Media: Through the Looking Glass
It is ironic that the electronic media which played a major role in the movement against a military dictatorship is now being cited as one of the challenges to the fractured democratic transition since 2008. Perhaps it is not by design. It is clear that the electronic media remains a nascent industry and like the rest of the country operates in a largely unregulated environment. Pakistan’s overall governance climate is marked by dynasties, oligarchies and mafias. Why should we expect the media to rise above the larger culture? Nevertheless, given its important role in shaping public opinion and attitudes, the need for media responsibility has increasingly been articulated by a wide range of actors and not just the wounded political players.
The current media freedoms are unprecedented. Gone are the days when holy cows could not be touched and certain subjects were taboos in the public domain. Indeed, the national security paradigm is ascendant and the official history of Pakistan is the major narrative but there are plenty of discordant and critical voices within the industry. However, the imperatives of a rating-advertising driven culture impair the ability to be objective and rational. This is why a highly respected English channel had to switch to Urdu to cater to the cruel corporate dynamics. Concurrently, Pakistan with a largely static readership has witnessed the launch of two major English dailies and a third one is likely to be launched by the end of this year!The outreach of electronic media has also given it a taste of untrammelled power. Musharraf’s downfall and the ability of the TV channels to question the Army during 2007-2008 reshaped its role as a power centre to reckon with. In this tumultuous period, the Judiciary also emerged as a new power centre and there has been a rare synergy between the two institutions in asserting their independence and guarding their turf vis-à-vis the Executive and after 2008, the Parliament.
Many analysts have noted that this is not a healthy trend as the two new power centres are unelected and therefore not directly accountable. The Judiciary is insular and can hardly be questioned and media accountability is almost non-existent due to the dysfunctional institutions. Hence the last two years have witnessed chaotic power dynamics which do not bode well for democratic governance. The media houses assume people’s representation role and some judges have remarked that they also articulate people’s will.As testified by Pakistan’s history, the only workable governance framework is one which is representative. All military led modes of governance have damaged an uneasy federation and caused upheavals. For the media itself, democratic environment is even more important. Its long term growth and survival is contingent on retaining the hard earned freedoms. These days preserving democracy is even more urgent as the rise of sectarian and extremist ideologies reject democracy, constitutionalism and human rights. Therefore, the electronic media is now at the centre of these vital existentialist debates in the country. The record so far has been far from promising. Sections of the media continue to recycle the failed prescriptions of the security establishment.

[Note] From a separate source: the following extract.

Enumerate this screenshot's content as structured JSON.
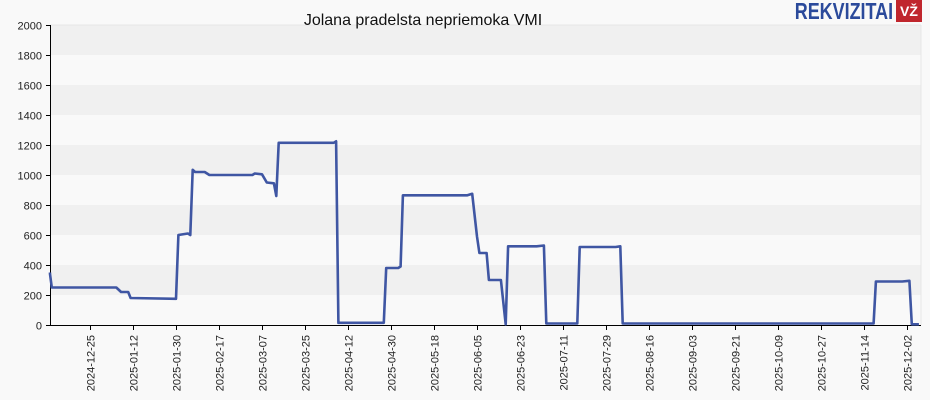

First, typical to the uninformed opinion industry of the Urdu press, the electronic media has not kept up with the political consensus of fighting extremism and Islamism. Instead, there has been endless glorification of terrorists as mujahids and anti-US fighters. There are channels which take credit for airing the views of the leaders of banned organisations and promoting their disturbing worldviews. It is not uncommon to find a vigorous defence of strategic depth on a daily basis; and celebrations on occupying Kabul next year whether we are able to keep the country at peace or not.
Second, the demonisation of politics and politicians continues unabated. Undue attention is paid to the fake degrees of politicians whilst forgetting that the rules of the game were not set by the political class. Similarly, during the recent floods the politicians (of all hues and shades) were painted as villains as opposed to the Army which was donating its food rations (forgetting that the budgets for the institution were approved by the Parliament).
Thirdly, Pakistan’s ingrained ‘political instability’ is now the ultimate fodder for breaking-news-syndrome. Stories with imminent clash of the institutions are flashed as a matter of routine thereby generating an environment which is deeply hurtful for the economy and the investors. It is now difficult to separate fact from fiction. Whether it is the Government-Judiciary collision or the civil-military divide, the differences are accentuated to an uncontrollable degree fulfilling several prophecies and serving the prophets of doom.
In this context, the recent calls for media accountability at various events in Islamabad, Karachi and Lahore are poignant. More voices in the civil society are backing the demand for media responsibility and objectivity. The government has a rare chance to forge a consensus on restructuring the useless Ministry of Information, reinvigorating PEMRA and strengthening the overall regulatory environment. The media should promptly respond to these calls and protect its credibility. With a failing economy and a fledgling democracy, the road ahead is fraught with uncertainties for the smug media industry.